The Retirement Village Act 1999 says:
  • “A scheme operator may enter into a residence contract for the retirement village with someone else only if the scheme is registered under this Act.” (Part 3, Division 2, Section 43(1) )
  • It is not registered with the Residential Services Unit as at 31 July 2016.
The Residential Tenancies and Rooming Accommodation Act 2008 says:
  • I am a tenant of a residence (Section 11)
  • I am not a “rooming resident” (Chapter 4, Part 1)
  • I have the right to quiet enjoyment of the premises (Section 183(1) )
  • My unit is self-supporting (Section 183(2) )
  • My residential tenant agreement “purports to exclude, change or restrict the application or operation of a provision of this Act about the terms of a residential tenancy agreement” (Section 53(1) ) by adding in “food”
  • There is no mention of an “oven” or a “stove” within the act
  • The only mention about “cooking” is under repairs and maintenance (Section 214(i) ) and will refer to the microwave in my unit which can be used for “cooking”
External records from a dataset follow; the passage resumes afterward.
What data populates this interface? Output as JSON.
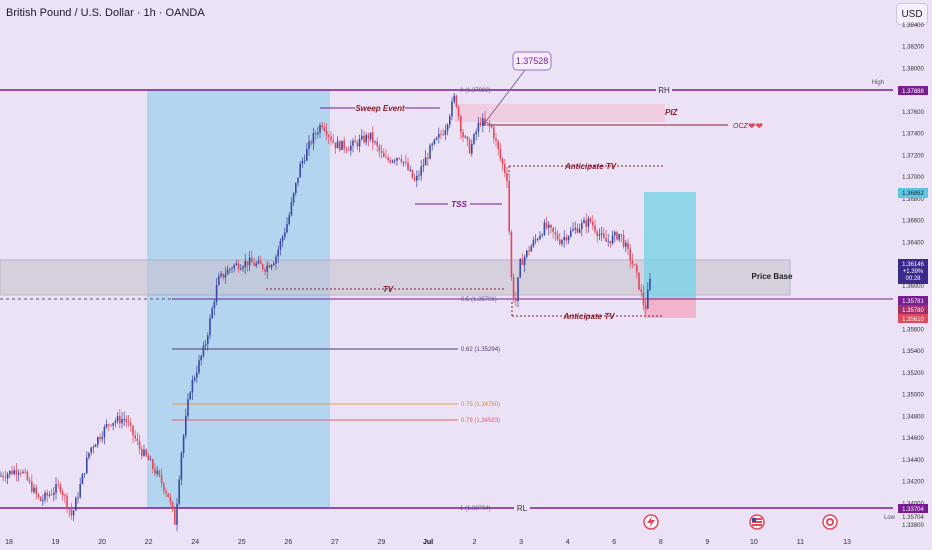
{
  "header": {
    "title": "British Pound / U.S. Dollar · 1h · OANDA",
    "currency": "USD"
  },
  "colors": {
    "bg": "#ece2f6",
    "up": "#3a49a0",
    "down": "#e0485c",
    "zone_blue": "#a9d2ee",
    "rh_line": "#7a1c91",
    "label_dark": "#8b1e2c"
  },
  "chart_data": {
    "type": "candlestick",
    "symbol": "GBPUSD",
    "timeframe": "1h",
    "ylim": [
      1.3357,
      1.3863
    ],
    "y_ticks": [
      "1.38400",
      "1.38200",
      "1.38000",
      "1.37800",
      "1.37600",
      "1.37400",
      "1.37200",
      "1.37000",
      "1.36800",
      "1.36600",
      "1.36400",
      "1.36200",
      "1.36000",
      "1.35800",
      "1.35600",
      "1.35400",
      "1.35200",
      "1.35000",
      "1.34800",
      "1.34600",
      "1.34400",
      "1.34200",
      "1.34000",
      "1.33800"
    ],
    "x_ticks": [
      "18",
      "19",
      "20",
      "22",
      "24",
      "25",
      "26",
      "27",
      "29",
      "Jul",
      "2",
      "3",
      "4",
      "6",
      "8",
      "9",
      "10",
      "11",
      "13"
    ],
    "price_path": [
      {
        "x": 0,
        "y": 1.3425
      },
      {
        "x": 20,
        "y": 1.3432
      },
      {
        "x": 40,
        "y": 1.3402
      },
      {
        "x": 60,
        "y": 1.3416
      },
      {
        "x": 72,
        "y": 1.3388
      },
      {
        "x": 90,
        "y": 1.345
      },
      {
        "x": 110,
        "y": 1.3475
      },
      {
        "x": 125,
        "y": 1.3478
      },
      {
        "x": 140,
        "y": 1.345
      },
      {
        "x": 148,
        "y": 1.344
      },
      {
        "x": 160,
        "y": 1.3422
      },
      {
        "x": 168,
        "y": 1.3408
      },
      {
        "x": 175,
        "y": 1.3382
      },
      {
        "x": 181,
        "y": 1.3445
      },
      {
        "x": 190,
        "y": 1.3505
      },
      {
        "x": 205,
        "y": 1.3545
      },
      {
        "x": 218,
        "y": 1.3605
      },
      {
        "x": 232,
        "y": 1.3618
      },
      {
        "x": 248,
        "y": 1.3622
      },
      {
        "x": 265,
        "y": 1.3617
      },
      {
        "x": 275,
        "y": 1.3625
      },
      {
        "x": 288,
        "y": 1.366
      },
      {
        "x": 300,
        "y": 1.371
      },
      {
        "x": 312,
        "y": 1.3735
      },
      {
        "x": 322,
        "y": 1.375
      },
      {
        "x": 335,
        "y": 1.373
      },
      {
        "x": 350,
        "y": 1.3728
      },
      {
        "x": 370,
        "y": 1.3738
      },
      {
        "x": 385,
        "y": 1.3715
      },
      {
        "x": 400,
        "y": 1.372
      },
      {
        "x": 415,
        "y": 1.3695
      },
      {
        "x": 430,
        "y": 1.3725
      },
      {
        "x": 445,
        "y": 1.3745
      },
      {
        "x": 455,
        "y": 1.3775
      },
      {
        "x": 462,
        "y": 1.374
      },
      {
        "x": 470,
        "y": 1.3725
      },
      {
        "x": 480,
        "y": 1.3752
      },
      {
        "x": 492,
        "y": 1.3745
      },
      {
        "x": 500,
        "y": 1.3718
      },
      {
        "x": 507,
        "y": 1.37
      },
      {
        "x": 511,
        "y": 1.361
      },
      {
        "x": 515,
        "y": 1.358
      },
      {
        "x": 520,
        "y": 1.362
      },
      {
        "x": 530,
        "y": 1.3635
      },
      {
        "x": 545,
        "y": 1.3655
      },
      {
        "x": 560,
        "y": 1.3642
      },
      {
        "x": 575,
        "y": 1.3652
      },
      {
        "x": 590,
        "y": 1.366
      },
      {
        "x": 605,
        "y": 1.364
      },
      {
        "x": 620,
        "y": 1.3648
      },
      {
        "x": 635,
        "y": 1.3615
      },
      {
        "x": 645,
        "y": 1.3578
      },
      {
        "x": 652,
        "y": 1.3615
      }
    ],
    "levels": [
      {
        "name": "RH",
        "price": 1.37888,
        "fib_label": "0 (1.37888)"
      },
      {
        "name": "0.5",
        "price": 1.35796,
        "fib_label": "0.5 (1.35796)"
      },
      {
        "name": "0.62",
        "price": 1.35294,
        "fib_label": "0.62 (1.35294)"
      },
      {
        "name": "0.75",
        "price": 1.3475,
        "fib_label": "0.75 (1.34750)"
      },
      {
        "name": "0.79",
        "price": 1.34583,
        "fib_label": "0.79 (1.34583)"
      },
      {
        "name": "RL",
        "price": 1.33704,
        "fib_label": "1 (1.33704)"
      }
    ],
    "annotations": {
      "callout": "1.37528",
      "sweep": "Sweep Event",
      "piz": "PIZ",
      "ocz": "OCZ",
      "anticipate_up": "Anticipate  TV",
      "tss": "TSS",
      "tv": "TV",
      "price_base": "Price Base",
      "anticipate_down": "Anticipate TV",
      "rh": "RH",
      "rl": "RL"
    },
    "price_labels": {
      "high_label": "High",
      "high": "1.37888",
      "target": "1.36862",
      "last": "1.36146",
      "change": "+1.39%",
      "countdown": "00:28",
      "l1": "1.35781",
      "l2": "1.35780",
      "l3": "1.35610",
      "rl_price": "1.33704",
      "low_label": "Low",
      "low": "1.35704"
    }
  }
}
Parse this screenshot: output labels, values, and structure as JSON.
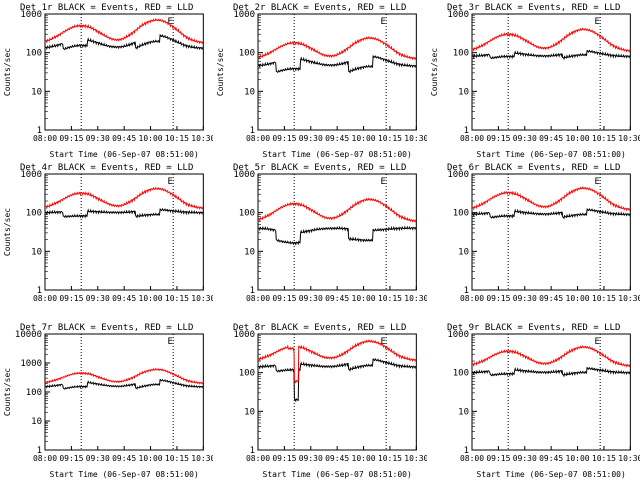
{
  "chart_data": [
    {
      "type": "line",
      "title": "Det 1r BLACK = Events, RED = LLD",
      "xlabel": "Start Time (06-Sep-07 08:51:00)",
      "ylabel": "Counts/sec",
      "log_y": true,
      "ylim": [
        1,
        1000
      ],
      "xlim": [
        0,
        105
      ],
      "x_tick_labels": [
        "08:00",
        "09:15",
        "09:30",
        "09:45",
        "10:00",
        "10:15",
        "10:30"
      ],
      "y_tick_labels": [
        "1",
        "10",
        "100",
        "1000"
      ],
      "markers": [
        {
          "x": 24,
          "label": ""
        },
        {
          "x": 85,
          "label": "E"
        }
      ],
      "series": [
        {
          "color": "#000000",
          "shape": {
            "base": 130,
            "peak1": 220,
            "peak2": 280,
            "center1": 24,
            "center2": 74,
            "width1": 10,
            "width2": 10,
            "step_x": [
              12,
              60
            ],
            "step_depth": 0.7
          }
        },
        {
          "color": "#ff0000",
          "shape": {
            "base": 180,
            "peak1": 500,
            "peak2": 700,
            "center1": 24,
            "center2": 74,
            "width1": 10,
            "width2": 10
          }
        }
      ]
    },
    {
      "type": "line",
      "title": "Det 2r BLACK = Events, RED = LLD",
      "xlabel": "Start Time (06-Sep-07 08:51:00)",
      "ylabel": "Counts/sec",
      "log_y": true,
      "ylim": [
        1,
        1000
      ],
      "xlim": [
        0,
        105
      ],
      "x_tick_labels": [
        "08:00",
        "09:15",
        "09:30",
        "09:45",
        "10:00",
        "10:15",
        "10:30"
      ],
      "y_tick_labels": [
        "1",
        "10",
        "100",
        "1000"
      ],
      "markers": [
        {
          "x": 24,
          "label": ""
        },
        {
          "x": 85,
          "label": "E"
        }
      ],
      "series": [
        {
          "color": "#000000",
          "shape": {
            "base": 45,
            "peak1": 70,
            "peak2": 80,
            "center1": 24,
            "center2": 74,
            "width1": 10,
            "width2": 10,
            "step_x": [
              12,
              60
            ],
            "step_depth": 0.55
          }
        },
        {
          "color": "#ff0000",
          "shape": {
            "base": 70,
            "peak1": 180,
            "peak2": 240,
            "center1": 24,
            "center2": 74,
            "width1": 10,
            "width2": 10
          }
        }
      ]
    },
    {
      "type": "line",
      "title": "Det 3r BLACK = Events, RED = LLD",
      "xlabel": "Start Time (06-Sep-07 08:51:00)",
      "ylabel": "Counts/sec",
      "log_y": true,
      "ylim": [
        1,
        1000
      ],
      "xlim": [
        0,
        105
      ],
      "x_tick_labels": [
        "08:00",
        "09:15",
        "09:30",
        "09:45",
        "10:00",
        "10:15",
        "10:30"
      ],
      "y_tick_labels": [
        "1",
        "10",
        "100",
        "1000"
      ],
      "markers": [
        {
          "x": 24,
          "label": ""
        },
        {
          "x": 85,
          "label": "E"
        }
      ],
      "series": [
        {
          "color": "#000000",
          "shape": {
            "base": 80,
            "peak1": 100,
            "peak2": 110,
            "center1": 24,
            "center2": 74,
            "width1": 10,
            "width2": 10,
            "step_x": [
              12,
              60
            ],
            "step_depth": 0.8
          }
        },
        {
          "color": "#ff0000",
          "shape": {
            "base": 110,
            "peak1": 300,
            "peak2": 400,
            "center1": 24,
            "center2": 74,
            "width1": 10,
            "width2": 10
          }
        }
      ]
    },
    {
      "type": "line",
      "title": "Det 4r BLACK = Events, RED = LLD",
      "xlabel": "",
      "ylabel": "Counts/sec",
      "log_y": true,
      "ylim": [
        1,
        1000
      ],
      "xlim": [
        0,
        105
      ],
      "x_tick_labels": [
        "08:00",
        "09:15",
        "09:30",
        "09:45",
        "10:00",
        "10:15",
        "10:30"
      ],
      "y_tick_labels": [
        "1",
        "10",
        "100",
        "1000"
      ],
      "markers": [
        {
          "x": 24,
          "label": ""
        },
        {
          "x": 85,
          "label": "E"
        }
      ],
      "series": [
        {
          "color": "#000000",
          "shape": {
            "base": 100,
            "peak1": 110,
            "peak2": 120,
            "center1": 24,
            "center2": 74,
            "width1": 10,
            "width2": 10,
            "step_x": [
              12,
              60
            ],
            "step_depth": 0.75
          }
        },
        {
          "color": "#ff0000",
          "shape": {
            "base": 130,
            "peak1": 320,
            "peak2": 420,
            "center1": 24,
            "center2": 74,
            "width1": 10,
            "width2": 10
          }
        }
      ]
    },
    {
      "type": "line",
      "title": "Det 5r BLACK = Events, RED = LLD",
      "xlabel": "",
      "ylabel": "",
      "log_y": true,
      "ylim": [
        1,
        1000
      ],
      "xlim": [
        0,
        105
      ],
      "x_tick_labels": [
        "08:00",
        "09:15",
        "09:30",
        "09:45",
        "10:00",
        "10:15",
        "10:30"
      ],
      "y_tick_labels": [
        "1",
        "10",
        "100",
        "1000"
      ],
      "markers": [
        {
          "x": 24,
          "label": ""
        },
        {
          "x": 85,
          "label": "E"
        }
      ],
      "series": [
        {
          "color": "#000000",
          "shape": {
            "base": 40,
            "peak1": 30,
            "peak2": 35,
            "center1": 24,
            "center2": 74,
            "width1": 10,
            "width2": 10,
            "step_x": [
              12,
              60
            ],
            "step_depth": 0.55
          }
        },
        {
          "color": "#ff0000",
          "shape": {
            "base": 60,
            "peak1": 170,
            "peak2": 220,
            "center1": 24,
            "center2": 74,
            "width1": 10,
            "width2": 10
          }
        }
      ]
    },
    {
      "type": "line",
      "title": "Det 6r BLACK = Events, RED = LLD",
      "xlabel": "",
      "ylabel": "",
      "log_y": true,
      "ylim": [
        1,
        1000
      ],
      "xlim": [
        0,
        105
      ],
      "x_tick_labels": [
        "08:00",
        "09:15",
        "09:30",
        "09:45",
        "10:00",
        "10:15",
        "10:30"
      ],
      "y_tick_labels": [
        "1",
        "10",
        "100",
        "1000"
      ],
      "markers": [
        {
          "x": 24,
          "label": ""
        },
        {
          "x": 85,
          "label": "E"
        }
      ],
      "series": [
        {
          "color": "#000000",
          "shape": {
            "base": 90,
            "peak1": 110,
            "peak2": 120,
            "center1": 24,
            "center2": 74,
            "width1": 10,
            "width2": 10,
            "step_x": [
              12,
              60
            ],
            "step_depth": 0.75
          }
        },
        {
          "color": "#ff0000",
          "shape": {
            "base": 120,
            "peak1": 330,
            "peak2": 430,
            "center1": 24,
            "center2": 74,
            "width1": 10,
            "width2": 10
          }
        }
      ]
    },
    {
      "type": "line",
      "title": "Det 7r BLACK = Events, RED = LLD",
      "xlabel": "Start Time (06-Sep-07 08:51:00)",
      "ylabel": "Counts/sec",
      "log_y": true,
      "ylim": [
        1,
        10000
      ],
      "xlim": [
        0,
        105
      ],
      "x_tick_labels": [
        "08:00",
        "09:15",
        "09:30",
        "09:45",
        "10:00",
        "10:15",
        "10:30"
      ],
      "y_tick_labels": [
        "1",
        "10",
        "100",
        "1000",
        "10000"
      ],
      "markers": [
        {
          "x": 24,
          "label": ""
        },
        {
          "x": 85,
          "label": "E"
        }
      ],
      "series": [
        {
          "color": "#000000",
          "shape": {
            "base": 150,
            "peak1": 220,
            "peak2": 260,
            "center1": 24,
            "center2": 74,
            "width1": 10,
            "width2": 10,
            "step_x": [
              12,
              60
            ],
            "step_depth": 0.7
          }
        },
        {
          "color": "#ff0000",
          "shape": {
            "base": 200,
            "peak1": 450,
            "peak2": 600,
            "center1": 24,
            "center2": 74,
            "width1": 10,
            "width2": 10
          }
        }
      ]
    },
    {
      "type": "line",
      "title": "Det 8r BLACK = Events, RED = LLD",
      "xlabel": "Start Time (06-Sep-07 08:51:00)",
      "ylabel": "",
      "log_y": true,
      "ylim": [
        1,
        1000
      ],
      "xlim": [
        0,
        105
      ],
      "x_tick_labels": [
        "08:00",
        "09:15",
        "09:30",
        "09:45",
        "10:00",
        "10:15",
        "10:30"
      ],
      "y_tick_labels": [
        "1",
        "10",
        "100",
        "1000"
      ],
      "markers": [
        {
          "x": 24,
          "label": ""
        },
        {
          "x": 85,
          "label": "E"
        }
      ],
      "series": [
        {
          "color": "#000000",
          "shape": {
            "base": 140,
            "peak1": 170,
            "peak2": 220,
            "center1": 24,
            "center2": 74,
            "width1": 10,
            "width2": 10,
            "step_x": [
              12,
              60
            ],
            "step_depth": 0.7,
            "dip": {
              "x": [
                24,
                27
              ],
              "value": 20
            }
          }
        },
        {
          "color": "#ff0000",
          "shape": {
            "base": 210,
            "peak1": 480,
            "peak2": 650,
            "center1": 24,
            "center2": 74,
            "width1": 10,
            "width2": 10,
            "spike": {
              "x": [
                20,
                24
              ],
              "value": 420
            },
            "dip": {
              "x": [
                24,
                27
              ],
              "value": 60
            }
          }
        }
      ]
    },
    {
      "type": "line",
      "title": "Det 9r BLACK = Events, RED = LLD",
      "xlabel": "Start Time (06-Sep-07 08:51:00)",
      "ylabel": "",
      "log_y": true,
      "ylim": [
        1,
        1000
      ],
      "xlim": [
        0,
        105
      ],
      "x_tick_labels": [
        "08:00",
        "09:15",
        "09:30",
        "09:45",
        "10:00",
        "10:15",
        "10:30"
      ],
      "y_tick_labels": [
        "1",
        "10",
        "100",
        "1000"
      ],
      "markers": [
        {
          "x": 24,
          "label": ""
        },
        {
          "x": 85,
          "label": "E"
        }
      ],
      "series": [
        {
          "color": "#000000",
          "shape": {
            "base": 100,
            "peak1": 120,
            "peak2": 130,
            "center1": 24,
            "center2": 74,
            "width1": 10,
            "width2": 10,
            "step_x": [
              12,
              60
            ],
            "step_depth": 0.78
          }
        },
        {
          "color": "#ff0000",
          "shape": {
            "base": 150,
            "peak1": 360,
            "peak2": 460,
            "center1": 24,
            "center2": 74,
            "width1": 10,
            "width2": 10
          }
        }
      ]
    }
  ]
}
I pay the full rent every fortnight, without “food”. I have not broken my tenancy agreement.

I hadn't heard from her until this morning, when, walking my dog, I overheard the manager of this retirement/senior village say “Oh here she comes. She's a nutcase...” She turned around and walked away, and that has inspired me to blog about that. For me, that is an issue. Regardless what she meant by calling me a 'nutcase', she is the manager of this residence area and must have respect for the tenants. This 'village' is a very bad area where good people like me live, yet we can't expect to be treated decently. The manager is paid. We are not. The manager should not ever called anyone names.

And no manager should threaten you if you won't eat their food.